13 Haziran 2012 Çarşamba

Acemi Ressam

       Bazen öyle bir an geliyor ki "gülen bir yüzü hak eden milyonlarca insan varken ben niye sana gülümsemek zorundayım ki?" diye sormaktan kendimi alamıyorum. Bu sorunun cevabı birazdan yazacağım satırlarda gizlenmek yerine her karşılaşmamızda alenen ortaya çıkıyor aslında.

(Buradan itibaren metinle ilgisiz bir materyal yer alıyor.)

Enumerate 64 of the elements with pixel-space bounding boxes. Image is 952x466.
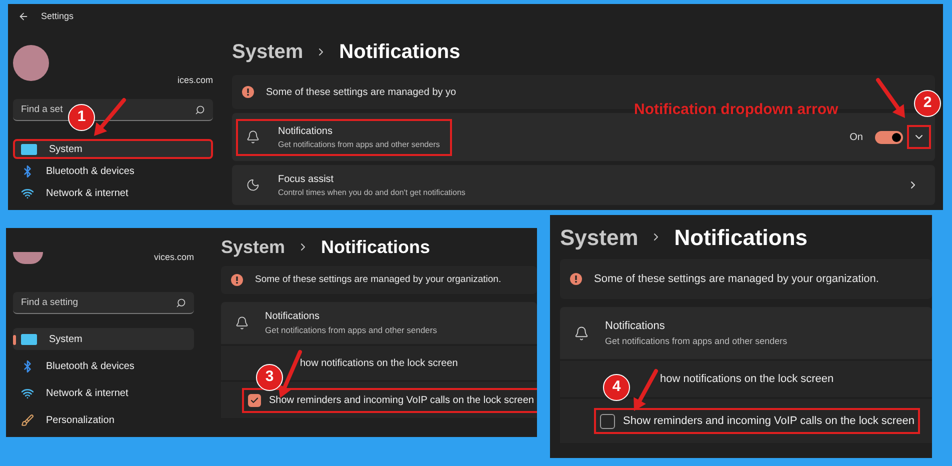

       Şimdi, dişlerini göstermeden gülümse. Sonra o gülümsemenin seviyesinin biraz düşür ve bakışlarını ekrandan hafifçe kaçır. Bak işte tam olarak böyleyiz. İçine sindi mi bu gülümseyiş? Dolu dolu, dişlerimi gösterip, gözlerimi kısarak gülümsemek -evet bu benim gülümseyiş tarzım- varken ben oturmuş tebessüm seviyemi ayarlamaya çalışıyorum.
       Gülümsemek, insanın kendini bildiği anda kendisi için çizdiği bir resimken, ben boya kalemlerimi çalan insana "gülümsememi çizer misin?" diye soruyorum. Acemi ressamlara bir gülümsemeyi emanet etmek, ömrüm boyunca en sık tekrarladığım hatalardan biri olunca elimde patlak tuvallerle kalakalıyorum.
       O nedenle siz siz olun kendi içtenliğinizi ve gülümseyişinizi başka ressamlara emanet etmeyin. Kendi kendinizin ressamı olmak en güzeli. Çünkü bir gülümseyişi sahibinden daha iyi bir şekilde insanlara çizebilecek başka bir ressam yoktur.